A savage world of meaty feasts

It's a curious sport, the one when young people, mostly males, dress up as seals in shiny black wetsuits, then ride surfboards in sharks' killing grounds.

In pursuit of this, a 24-year-old surfer has been snatched by a great white shark off a beach north of Perth, where it had reportedly been seen cruising for several days, and was even nicknamed Brutus by fellow surfers.

They had not reported its sighting. Perhaps they feared they'd have to stay away from that stretch of water if they did.

The sea off Western Australia is a known magnet for these predators, with surfers ignoring the fact that there have now been five fatal shark attacks along its coast in 10 months, and that great white sharks have a massive size advantage over people: they can grow to six metres - this one was reportedly 4.5m long - and weigh up to 3000 kilograms.

Sharks hunt seals, sea lions, dolphins, elephant seals, sea otters, turtles and sea birds - so from their point of view, why not add humans to the list?

Anything that moves is a snack.

Western Australian officials swiftly set out on a hunt for the villain, to kill it and avenge the death.

But unlike humans, the great white shark is a protected species, vulnerable to extinction.

Better, maybe, to suggest wearing pastel-coloured wetsuits.

Brutes come in many forms and I'm sad to add a jack russell terrier to the list.

One of these raffish little dogs - I like the way they boldly dash about - has savaged two of an Auckland journalist's precious chooks to death.

"The dog looked like it was having fun; it looked like it was a game," the journalist's daughter has reported indignantly.

She said the dog's owner bolted, adding insult to injury.

From her holiday offshore the journalist has declared she will hunt the man down on her return.

I hear a muted drum roll at this point. What will she do when she finds him?

I hesitate to compare a jack russell to a great white shark, but nature will out.

Dogs are hunters too, unless we breed that out of them, as are cats, which Wellington's Zealandia, the native bird sanctuary, would like people to give up having as pets.

I flinched at the description of chook feathers flying, since my own cats have done their share of evil deeds, and one of them regularly attacks newspapers, shredding them viciously as if they're some kind of prey - or possibly as an indignant comment on press ethics in Britain.

If revenge is a dish best served cold, I'd hate to be that dog's owner, slinking around with his hat down and collar up, in dark glasses like the-ghost-who-walks (the Phantom) when he's travelling incognito.

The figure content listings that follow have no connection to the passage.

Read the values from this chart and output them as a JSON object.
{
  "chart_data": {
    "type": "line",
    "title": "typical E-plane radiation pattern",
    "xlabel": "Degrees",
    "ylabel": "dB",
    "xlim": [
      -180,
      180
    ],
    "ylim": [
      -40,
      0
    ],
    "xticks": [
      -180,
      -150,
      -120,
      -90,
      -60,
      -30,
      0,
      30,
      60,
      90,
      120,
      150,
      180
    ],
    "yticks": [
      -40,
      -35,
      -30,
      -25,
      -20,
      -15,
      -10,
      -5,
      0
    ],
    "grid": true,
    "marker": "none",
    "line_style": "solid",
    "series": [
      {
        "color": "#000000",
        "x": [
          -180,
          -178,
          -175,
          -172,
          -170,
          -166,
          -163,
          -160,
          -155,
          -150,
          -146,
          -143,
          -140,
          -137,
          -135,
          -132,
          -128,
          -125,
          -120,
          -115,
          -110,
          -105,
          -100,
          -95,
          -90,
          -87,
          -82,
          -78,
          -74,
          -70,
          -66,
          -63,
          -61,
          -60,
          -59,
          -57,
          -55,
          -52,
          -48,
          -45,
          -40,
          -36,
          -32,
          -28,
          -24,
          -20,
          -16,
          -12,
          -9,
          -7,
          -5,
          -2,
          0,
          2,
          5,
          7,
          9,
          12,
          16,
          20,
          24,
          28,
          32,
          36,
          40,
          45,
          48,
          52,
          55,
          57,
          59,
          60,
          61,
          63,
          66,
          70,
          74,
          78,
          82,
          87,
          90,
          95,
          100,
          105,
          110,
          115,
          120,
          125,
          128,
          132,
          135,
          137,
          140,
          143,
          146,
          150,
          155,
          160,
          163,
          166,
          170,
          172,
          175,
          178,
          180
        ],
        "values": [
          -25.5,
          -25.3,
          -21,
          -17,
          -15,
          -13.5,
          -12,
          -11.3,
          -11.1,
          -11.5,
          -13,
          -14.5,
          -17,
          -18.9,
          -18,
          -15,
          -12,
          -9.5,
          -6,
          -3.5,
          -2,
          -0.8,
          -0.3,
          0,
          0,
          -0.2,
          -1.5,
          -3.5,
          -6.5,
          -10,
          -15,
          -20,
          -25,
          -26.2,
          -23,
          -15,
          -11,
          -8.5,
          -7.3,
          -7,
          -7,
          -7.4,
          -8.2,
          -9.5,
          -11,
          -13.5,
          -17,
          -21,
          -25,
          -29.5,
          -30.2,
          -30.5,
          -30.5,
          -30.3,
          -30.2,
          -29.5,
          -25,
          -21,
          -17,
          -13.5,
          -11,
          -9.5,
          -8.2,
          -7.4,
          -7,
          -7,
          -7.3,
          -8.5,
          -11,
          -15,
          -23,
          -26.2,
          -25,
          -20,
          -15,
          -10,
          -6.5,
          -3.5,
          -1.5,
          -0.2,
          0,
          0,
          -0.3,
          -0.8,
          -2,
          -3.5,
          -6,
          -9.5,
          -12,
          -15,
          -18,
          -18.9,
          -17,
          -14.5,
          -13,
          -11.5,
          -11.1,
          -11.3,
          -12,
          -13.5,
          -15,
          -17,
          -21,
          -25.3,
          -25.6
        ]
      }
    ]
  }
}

Hopefully, he's dyed the terrier's coat purple and smuggled it out of the country.

But why not keep your precious chooks - and I adore chooks - safe in a fenced-in run, where a dog can't get at them? And why not walk the dog on a lead the way everyone else does?

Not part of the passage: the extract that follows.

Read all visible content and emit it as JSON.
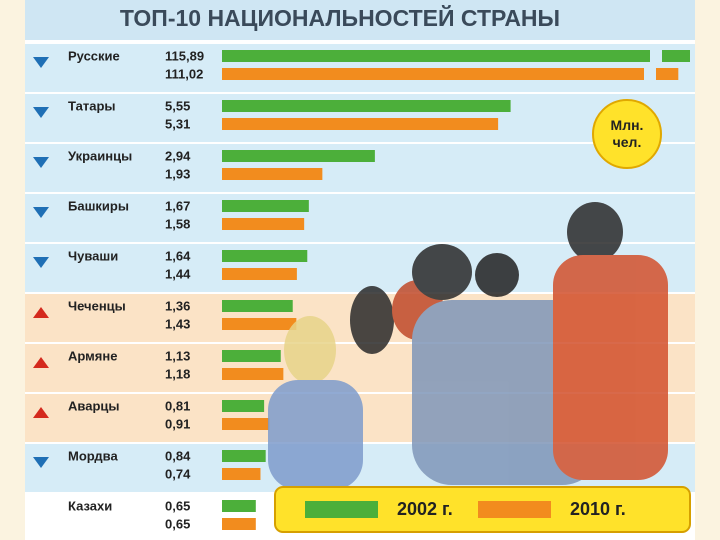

For that matter, why not drive cautiously when you're in a strange country, and why not just pull over when police catch you speeding?

The appalling road deaths of the past few weeks suggest too many people don't believe the roads are a wilderness where you have to keep your wits about you.

Incidentally, I wonder if the Duchess of Cambridge is another person who's on the warpath over pictures the latest Woman's Day has published of her and Prince William on their honeymoon.

Rival editor Sarah Stuart, of the NZ Woman's Weekly, has called this a betrayal, a "breach of trust on William and Kate's honeymoon that was, I believe, a truly modern kind of treason".

A woman convicted of treason could be burned at the stake in Britain until 1790, and Britain's ruler could ask for a guilty subject to be beheaded until 1973.

Hard to choose, really, between such human savagery and the habits of the great white shark, which is at least hungry.

But then so are magazines, for circulation.